Interessante Blog-Themen finden – so geht’s richtig!

Wie viele Blog-Beiträge haben Sie bereits verfasst, bei denen Sie wussten, sie werden sehr gut ankommen? Wir selbst landen nicht immer einen Hit mit unseren Beiträgen, obwohl wir teilweise mehrere Stunden daran sitzen. Deswegen versuchen wir unsere Themen-Findung ständig zu optimieren und noch interessante Beiträge und Artikel auf unserem Blog zu veröffentlichen.

Der Prozess solch einer Veröffentlichung ist recht simpel. Wenn Sie einen Beitrag veröffentlicht haben, ist der erste Schritt oftmals das Sharing in Social-Media. Sie teilen den Beitrag in Facebook oder auf Twitter. Je nach Zielgruppe, teilen Sie ihn auch auf LinkedIn oder XING. Nun sollte der Beitrag schnell sehr viel Aufmerksamkeit erhalten. Richtig?

Doch in der Realität bleibt diese Wunschvorstellung oftmals nur eine Wunschvorstellung. Es gibt zwei Faktoren, die den Erfolg Ihrer Artikel hemmen. Zum einen promoten Sie Ihre Inhalte vielleicht nicht richtig. Hierzu haben wir einen interessanten Artikel zum Thema „Inhalte richtig promoten“ verfasst. Vielleicht kann dieser Ihnen helfen.

Zum anderen kann Ihr Thema auch einfach langweilig und uninteressant sein. In diesem Artikel versuchen wir Ihnen zu zeigen, wie Sie spannende Themen finden können. Schließlich war dieses Thema bereits 2015, 2016 und auch 2017 sehr interessant. 2018 wird es nicht anders sein.

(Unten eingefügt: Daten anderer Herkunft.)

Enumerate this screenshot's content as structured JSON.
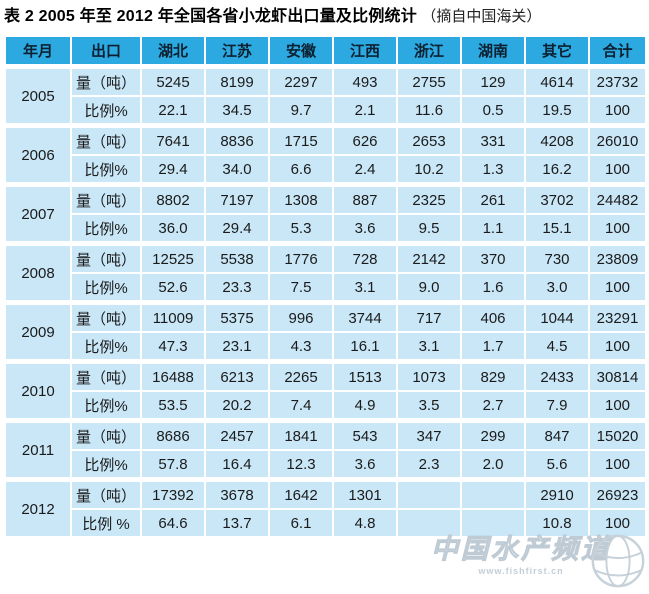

Allgemeines zur Themen-Findung für Ihren Blog 2018

Blogger aus den unterschiedlichsten Branchen haben oftmals das Gefühl, dass diese alles wissen. Man wisse angeblich immer, welcher Artikel beim Leser super ankommt und jeder verfasst, angeblich, immer wieder den besten Artikel. Diese subjektive Wahrnehmung hemmt den Erfolg Ihres Blogs. Wenn Sie interessante Ideen haben, dann sollten Sie diese vorerst überprüfen.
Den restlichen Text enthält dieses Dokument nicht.